Trying Out a CareerA week-long “externship” with an arts education nonprofit after my sophomore year helped me gain experience and connect with a Muhlenberg alum.
By: Francesca Pino ’21, as told to Meghan Kita Tuesday, October 1, 2019 04:38 PM
Amy Appleton '08, director of education at Marquis Studios, hosted three Muhlenberg students, each for a week, this summer through The Career Center's externship program. Here, she's pictured with one of her "externs," Francesca Pino '21.
Over the summer, Francesca Pino ’21, a dance major and business minor, participated in The Career Center’s pilot externship program. The goal of the program is to give students an in-depth look into an industry by combining job shadowing with project-based work. Pino spent a week at Brooklyn, New York-based Marquis Studios, an arts education nonprofit, with Amy Appleton ’08, the organization’s director of education. Here, Pino talks about her experience.
Last spring, I was looking on Handshake, the platform The Career Center uses to share job and internship opportunities, because I wasn’t sure what I wanted to do with my summer. I was interested in participating in dance programs and festivals, but I also wanted to have the experience of office work. The week-long externship at Marquis Studios that came up was perfect. I’d never heard of Marquis Studios, so I looked it up. It’s a nonprofit arts education program. They have teaching artists—dancers, actors, musicians—who go to different schools throughout New York City to teach a class period each week. Then, the students perform at the end of the semester or the school year.
The externship was facilitated through a Muhlenberg alum [Amy Appleton ’08], which made it stand out to me. It didn’t say exactly what I’d be doing other than working in arts education, but I was interested in that and wanted to be exposed to new things. Last semester, I took a course where we went to an afterschool program to teach dance, so I was at least familiar with teaching in a school setting.
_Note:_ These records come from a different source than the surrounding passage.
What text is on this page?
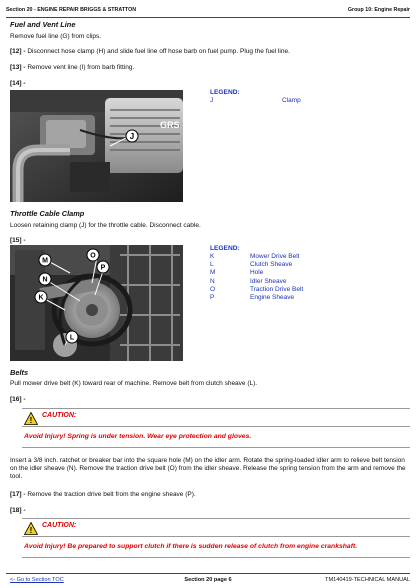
Section 20 - ENGINE REPAIR BRIGGS & STRATTON	Group 10: Engine Repair
Fuel and Vent Line
Remove fuel line (G) from clips.
[12] - Disconnect hose clamp (H) and slide fuel line off hose barb on fuel pump. Plug the fuel line.
[13] - Remove vent line (I) from barb fitting.
[14] -
GRS
J
LEGEND:
J	Clamp
Throttle Cable Clamp
Loosen retaining clamp (J) for the throttle cable. Disconnect cable.
[15] -
M
O
P
N
K
L
LEGEND:
K	Mower Drive Belt
L	Clutch Sheave
M	Hole
N	Idler Sheave
O	Traction Drive Belt
P	Engine Sheave
Belts
Pull mower drive belt (K) toward rear of machine. Remove belt from clutch sheave (L).
[16] -
!
CAUTION:
Avoid Injury! Spring is under tension. Wear eye protection and gloves.
Insert a 3/8 inch. ratchet or breaker bar into the square hole (M) on the idler arm. Rotate the spring-loaded idler arm to relieve belt tension on the idler sheave (N). Remove the traction drive belt (O) from the idler sheave. Release the spring tension from the arm and remove the tool.
[17] - Remove the traction drive belt from the engine sheave (P).
[18] -
!
CAUTION:
Avoid Injury! Be prepared to support clutch if there is sudden release of clutch from engine crankshaft.
<- Go to Section TOC	Section 20 page 6	TM140419-TECHNICAL MANUAL
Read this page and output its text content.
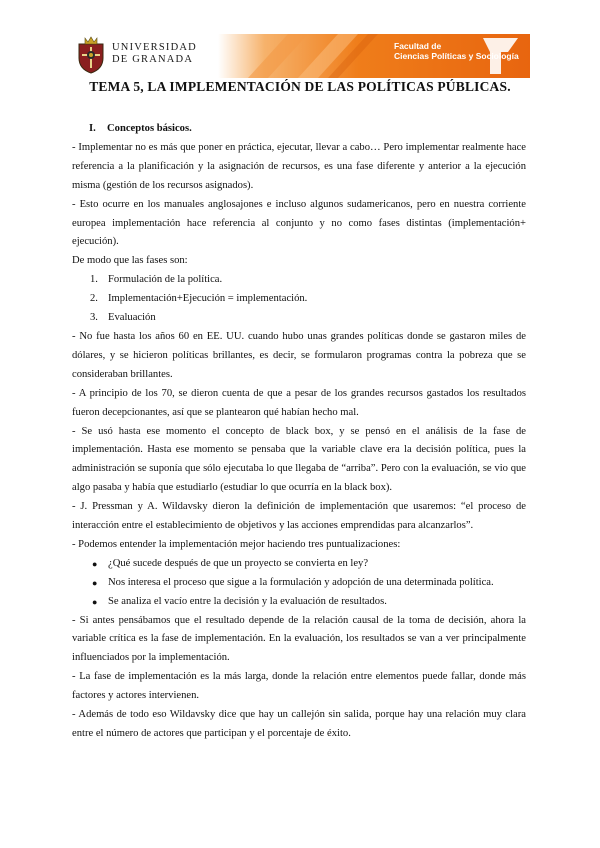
UNIVERSIDAD
DE GRANADA
Facultad de
Ciencias Políticas y Sociología
TEMA 5, LA IMPLEMENTACIÓN DE LAS POLÍTICAS PÚBLICAS.

I. Conceptos básicos.

- Implementar no es más que poner en práctica, ejecutar, llevar a cabo… Pero implementar realmente hace referencia a la planificación y la asignación de recursos, es una fase diferente y anterior a la ejecución misma (gestión de los recursos asignados).

- Esto ocurre en los manuales anglosajones e incluso algunos sudamericanos, pero en nuestra corriente europea implementación hace referencia al conjunto y no como fases distintas (implementación+ ejecución).

De modo que las fases son:

1. Formulación de la política.
2. Implementación+Ejecución = implementación.
3. Evaluación

- No fue hasta los años 60 en EE. UU. cuando hubo unas grandes políticas donde se gastaron miles de dólares, y se hicieron políticas brillantes, es decir, se formularon programas contra la pobreza que se consideraban brillantes.

- A principio de los 70, se dieron cuenta de que a pesar de los grandes recursos gastados los resultados fueron decepcionantes, así que se plantearon qué habían hecho mal.

- Se usó hasta ese momento el concepto de black box, y se pensó en el análisis de la fase de implementación. Hasta ese momento se pensaba que la variable clave era la decisión política, pues la administración se suponía que sólo ejecutaba lo que llegaba de “arriba”. Pero con la evaluación, se vio que algo pasaba y había que estudiarlo (estudiar lo que ocurría en la black box).

- J. Pressman y A. Wildavsky dieron la definición de implementación que usaremos: “el proceso de interacción entre el establecimiento de objetivos y las acciones emprendidas para alcanzarlos”.

- Podemos entender la implementación mejor haciendo tres puntualizaciones:

● ¿Qué sucede después de que un proyecto se convierta en ley?
● Nos interesa el proceso que sigue a la formulación y adopción de una determinada política.
● Se analiza el vacío entre la decisión y la evaluación de resultados.

- Si antes pensábamos que el resultado depende de la relación causal de la toma de decisión, ahora la variable crítica es la fase de implementación. En la evaluación, los resultados se van a ver principalmente influenciados por la implementación.

- La fase de implementación es la más larga, donde la relación entre elementos puede fallar, donde más factores y actores intervienen.

- Además de todo eso Wildavsky dice que hay un callejón sin salida, porque hay una relación muy clara entre el número de actores que participan y el porcentaje de éxito.
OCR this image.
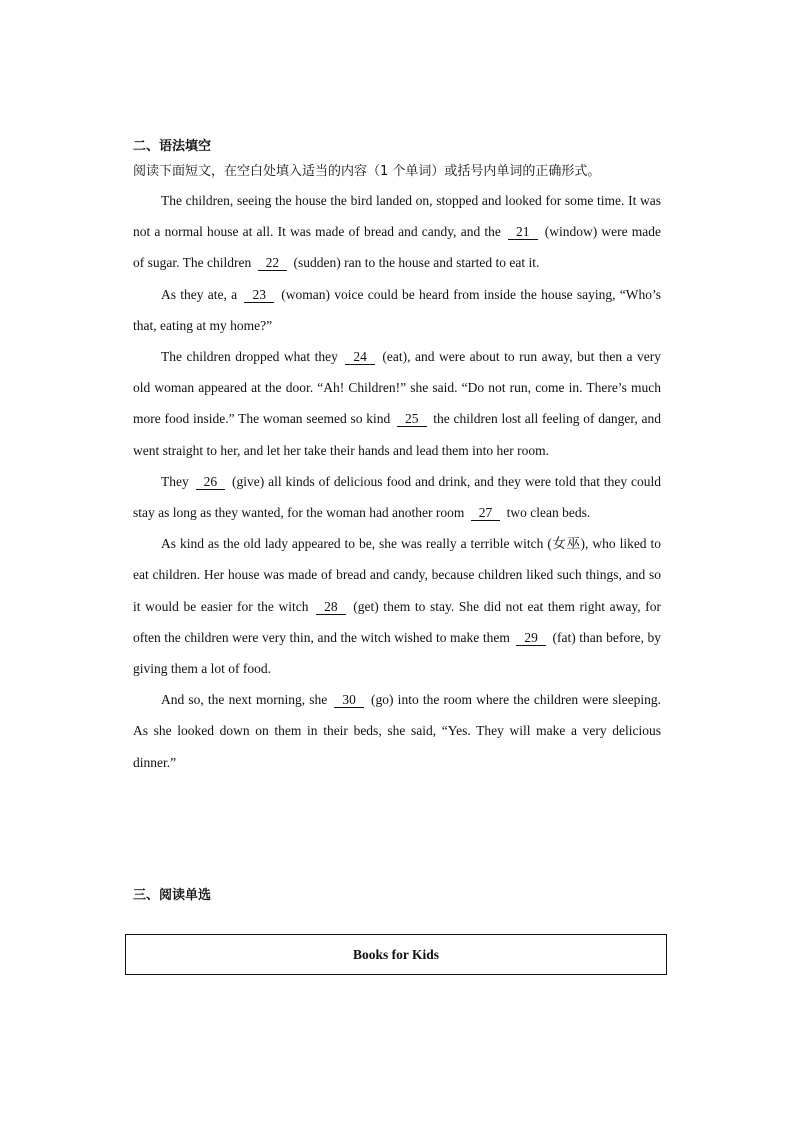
二、语法填空
阅读下面短文，在空白处填入适当的内容（1 个单词）或括号内单词的正确形式。

The children, seeing the house the bird landed on, stopped and looked for some time. It was not a normal house at all. It was made of bread and candy, and the 21 (window) were made of sugar. The children 22 (sudden) ran to the house and started to eat it.

As they ate, a 23 (woman) voice could be heard from inside the house saying, “Who’s that, eating at my home?”

The children dropped what they 24 (eat), and were about to run away, but then a very old woman appeared at the door. “Ah! Children!” she said. “Do not run, come in. There’s much more food inside.” The woman seemed so kind 25 the children lost all feeling of danger, and went straight to her, and let her take their hands and lead them into her room.

They 26 (give) all kinds of delicious food and drink, and they were told that they could stay as long as they wanted, for the woman had another room 27 two clean beds.

As kind as the old lady appeared to be, she was really a terrible witch (女巫), who liked to eat children. Her house was made of bread and candy, because children liked such things, and so it would be easier for the witch 28 (get) them to stay. She did not eat them right away, for often the children were very thin, and the witch wished to make them 29 (fat) than before, by giving them a lot of food.

And so, the next morning, she 30 (go) into the room where the children were sleeping. As she looked down on them in their beds, she said, “Yes. They will make a very delicious dinner.”

三、阅读单选
Books for Kids
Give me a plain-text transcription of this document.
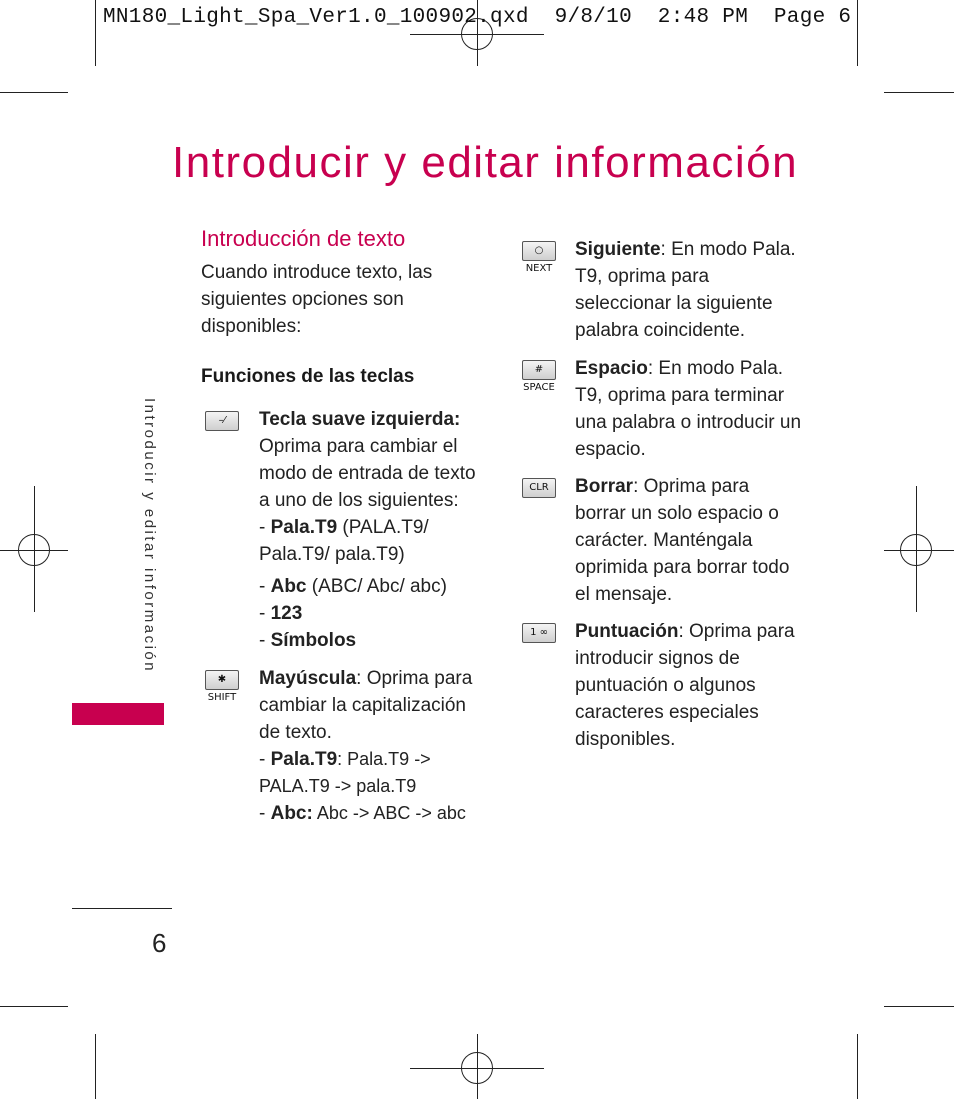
MN180_Light_Spa_Ver1.0_100902.qxd  9/8/10  2:48 PM  Page 6
Introducir y editar información
Introducción de texto
Cuando introduce texto, las siguientes opciones son disponibles:
Funciones de las teclas
–⁄	Tecla suave izquierda:
Oprima para cambiar el modo de entrada de texto a uno de los siguientes:
- Pala.T9 (PALA.T9/ Pala.T9/ pala.T9)
- Abc (ABC/ Abc/ abc)
- 123
- Símbolos
✱ SHIFT
Mayúscula: Oprima para cambiar la capitalización de texto.
- Pala.T9: Pala.T9 -> PALA.T9 -> pala.T9
- Abc: Abc -> ABC -> abc
○ NEXT
Siguiente: En modo Pala. T9, oprima para seleccionar la siguiente palabra coincidente.
# SPACE
Espacio: En modo Pala. T9, oprima para terminar una palabra o introducir un espacio.
CLR	Borrar: Oprima para borrar un solo espacio o carácter. Manténgala oprimida para borrar todo el mensaje.
1 ∞	Puntuación: Oprima para introducir signos de puntuación o algunos caracteres especiales disponibles.
Introducir y editar información
6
I was at Marquis Studios in July, so school wasn’t in session and I was doing more behind-the-scenes work. They had tons of evaluations—the teaching artists evaluate themselves, and the classroom teachers evaluate the teaching artists. I had to go through the evaluations and extrapolate different data to make feedback forms for each teaching artist so they could review the information.
The organization was also trying to hire new teaching artists, so there were a lot of applications coming through. I worked with Amy to go through those and figure out next steps: who would come in for interviews and when. She and I also had lunch together every day. I was able to connect with her over Muhlenberg, to ask if she ever felt like she didn’t know exactly what she wanted to do, to figure out how she got to where she is. Having that downtime to ask questions was super helpful.
I’m still unclear on what I want to do in the future, but this helped me be sure that I want to work in an arts space. I think I would consider being a teaching artist or working with them, like I did in my externship. Before college, I never thought about that—I thought of teaching dance in a studio. This kind of experience is part of the students’ school day, and that’s valuable.